Multi-index columns support
We continue improving multi-index columns support (793, 776). We made the following APIs support multi-index columns:
- `applymap` (793)
- `shift` (793)
- `diff` (793)
- `fillna` (793)
- `rank` (793)
Also, we can set tuple or None name for Series and Index. (776)
python
>>> import databricks.koalas as ks
>>> kser = ks.Series([1, 2, 3])
>>> kser.name = ('a', 'b')
>>> kser
0 1
1 2
2 3
Name: (a, b), dtype: int64
Plots
We also continue adding plot APIs as follows:
For Series:
- `plot.kde()` (767)
For DataFrame:
- `plot.hist()` (780)
Options
In addition, we added the support for namespace-access in options (785).
python
>>> import databricks.koalas as ks
>>> ks.options.display.max_rows
1000
>>> ks.options.display.max_rows = 10
>>> ks.options.display.max_rows
10
See also [User Guide](https://koalas.readthedocs.io/en/latest/user_guide/options.html) of our project docs.

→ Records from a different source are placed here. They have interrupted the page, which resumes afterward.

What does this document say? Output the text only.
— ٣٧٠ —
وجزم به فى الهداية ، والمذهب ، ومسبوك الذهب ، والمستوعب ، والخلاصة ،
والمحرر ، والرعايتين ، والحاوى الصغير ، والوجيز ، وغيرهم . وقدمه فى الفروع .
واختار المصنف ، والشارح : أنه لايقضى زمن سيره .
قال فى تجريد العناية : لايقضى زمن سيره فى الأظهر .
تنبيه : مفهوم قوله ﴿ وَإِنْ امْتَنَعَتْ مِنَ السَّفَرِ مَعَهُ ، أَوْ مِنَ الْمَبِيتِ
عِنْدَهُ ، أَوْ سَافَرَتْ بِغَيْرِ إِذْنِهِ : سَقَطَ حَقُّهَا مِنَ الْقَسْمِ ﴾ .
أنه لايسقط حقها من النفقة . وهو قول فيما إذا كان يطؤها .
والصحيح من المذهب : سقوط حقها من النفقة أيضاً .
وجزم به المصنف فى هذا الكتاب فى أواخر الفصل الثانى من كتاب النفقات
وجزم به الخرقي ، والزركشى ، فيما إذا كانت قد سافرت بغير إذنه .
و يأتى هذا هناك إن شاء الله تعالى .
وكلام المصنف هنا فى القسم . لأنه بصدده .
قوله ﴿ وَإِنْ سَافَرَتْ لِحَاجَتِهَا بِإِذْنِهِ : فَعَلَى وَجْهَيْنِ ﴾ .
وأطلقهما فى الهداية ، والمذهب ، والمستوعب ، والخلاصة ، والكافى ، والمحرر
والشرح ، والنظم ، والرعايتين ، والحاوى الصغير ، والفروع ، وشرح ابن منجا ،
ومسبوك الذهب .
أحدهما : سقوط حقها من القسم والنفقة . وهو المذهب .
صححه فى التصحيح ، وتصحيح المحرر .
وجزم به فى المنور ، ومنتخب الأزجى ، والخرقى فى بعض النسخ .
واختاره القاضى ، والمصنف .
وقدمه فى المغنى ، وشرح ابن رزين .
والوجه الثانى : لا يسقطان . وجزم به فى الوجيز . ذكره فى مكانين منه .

Other new features and improvements
We added the following new features:
koalas.DataFrame:
- `aggregate` (796)
- `agg` (796)
- `items` (787)
koalas.indexes.Index/MultiIndex
- `is_boolean` (795)
- `is_categorical` (795)
- `is_floating` (795)
- `is_integer` (795)
- `is_interval` (795)
- `is_numeric` (795)
- `is_object` (795)
Along with the following improvements:
- Add `index_col` for `read_json` (797)
- Add index_col for spark IO reads (769, 775)
- Add "sep" parameter for read_csv (777)
- Add axis parameter to dataframe.diff (774)
- Add read_json and let to_json use spark.write.json (753)
- Use spark.write.csv in to_csv of Series and DataFrame (749)
- Handle TimestampType separately when convert to pandas' dtype. (798)
- Fix `spark_df` when `set_index(.., drop=False)`. (792)
Backward compatibility
- We removed some parameters in `DataFrame.to_csv` and `DataFrame.to_json` to allow distributed writing (749, 753)